Now, there once was a book written in Britain that contained 1,000 suggestions for making a wisteria bloom. A way back, when I was a student at The Niagara Parks Commission Botanical Garden and School of Horticulture, I recall 'Bert' Henning, the superintendent (an English horticultural graduate) having us students spend considerable time pruning two giant old wisterias on the wall of "The Bothy"-our residence building. It seemed to me that over the years, we must have exhausted at least half of the 1,000 suggestions in the British book!
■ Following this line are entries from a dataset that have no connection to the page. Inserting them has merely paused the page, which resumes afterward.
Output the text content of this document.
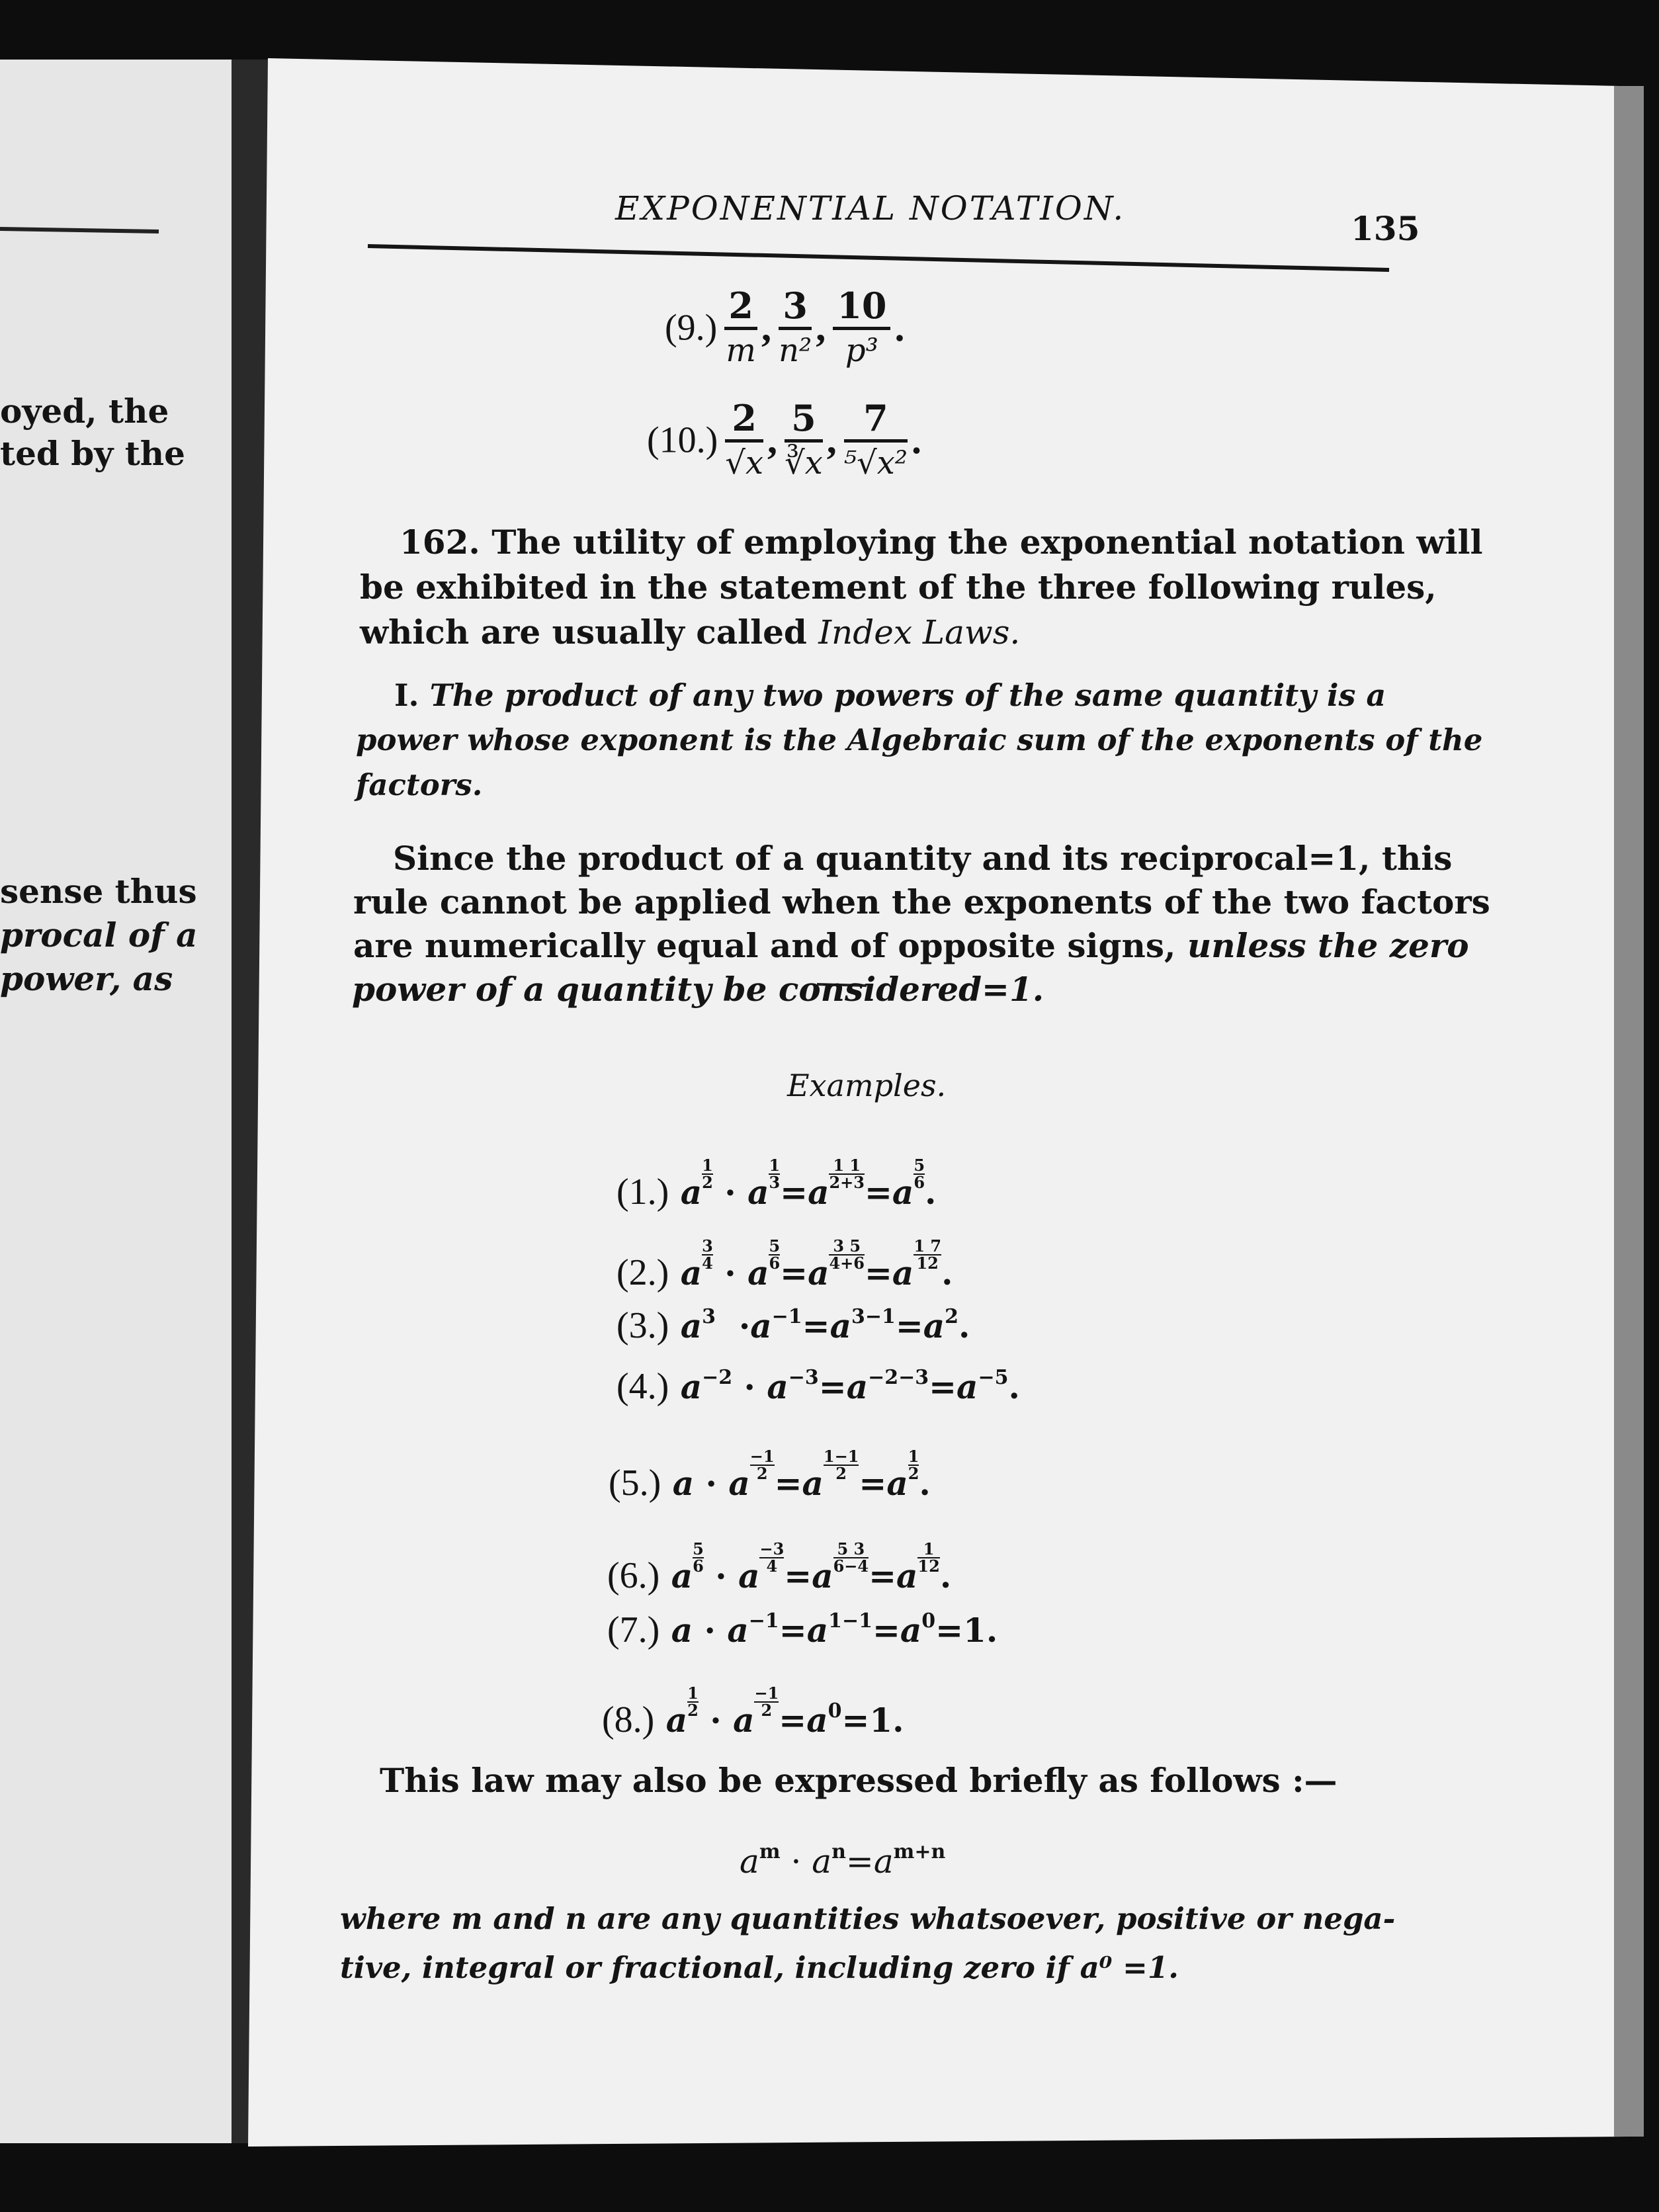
oyed, the
ted by the
sense thus
procal of a
power, as
EXPONENTIAL NOTATION.
135
$(9.) \frac{2}{m}$ , $\frac{3}{\text{n²}}$ , $\frac{10}{\text{p³}}$ .
$(10.) \frac{2}{√x}$ , $\frac{5}{∛x}$ , $\frac{7}{\text{⁵√x²}}$ .
162. The utility of employing the exponential notation will
be exhibited in the statement of the three following rules,
which are usually called Index Laws.
I. The product of any two powers of the same quantity is a
power whose exponent is the Algebraic sum of the exponents of the
factors.
Since the product of a quantity and its reciprocal=1, this
rule cannot be applied when the exponents of the two factors
are numerically equal and of opposite signs, unless the zero
power of a quantity be considered=1.
Examples.
(1.) a $\frac{1}{2} \cdot a \frac{1}{3} =a \frac{1 1}{2+3} =a \frac{5}{6}$ .
(2.) a $\frac{3}{4} \cdot a \frac{5}{6} =a \frac{3 5}{4+6} =a \frac{1 7}{12}$ .
(3.) $a^3 \cdot a^{-1}=a^{3-1}=a^2$.
(4.) $a^{-2} \cdot a^{-3}=a^{-2-3}=a^{-5}$.
(5.) a · a $\frac{-1}{2} =a \frac{1-1}{2} =a \frac{1}{2}$ .
(6.) a $\frac{5}{6} \cdot a \frac{-3}{4} =a \frac{5 3}{6-4} =a \frac{1}{12}$ .
(7.) $a \cdot a^{-1}=a^{1-1}=a^0=1$.
(8.) a $\frac{1}{2} \cdot a \frac{-1}{2} =a^0=1$.
This law may also be expressed briefly as follows :—
$a^m \cdot a^n=a^{m+n}$
where m and n are any quantities whatsoever, positive or nega-
tive, integral or fractional, including zero if a⁰ =1.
Obviously I haven't the space here to outline all of the suggestions made in that book. However, there is one I should mention. Root pruning often will cause stubborn non-flowering shrubs and even trees (including woody vines such as wisteria) to flower. That means digging a trench around the plant (out about 60 to 90 cm [2-3'] from its crown). It needs to be at least 40 cm (16") deep-deeper depending on the number of roots encountered. If the plant is growing against a wall (as ours at the school were) the trench should be all the way around the 'open' side, and possibly as deep as 90 cm (3'). This can be tried every other year for several years.

Finally, there are now two distinct types of Wisteria available here. The oldest plants in Canada are generally Wisteria floribunda, and more recently, Wisteria sinensis became available. The flower clusters on floribunda are generally longer (often 40 cm/16"), and the foliage is a brighter green. The Japanese wisteria (W. sinensis) has shorter flower clusters and is generally considered easier to make flower. Also, by pruning after the initial blooming, the Japanese varieties will often have a second set of blossoms about now in the early summer. In addition to these two major types of Wisteria, many nurseries are now selling an even slightly hardier species: W. macrostachys ‘Blue Moon’. There are many folks in Western Canada who have been able to make this one flower for them.

If you are considering planting a wisteria, then do as I have done—plant two different ones in the same hole. Preferably plant one floribunda and one sinensis. And, do remember it is not necessary for wisteria to be planted against a wall. They easily make an excellent tree with a little training and staking in the first few years. The pruning instructions are the same for tree-like specimens as for the vines.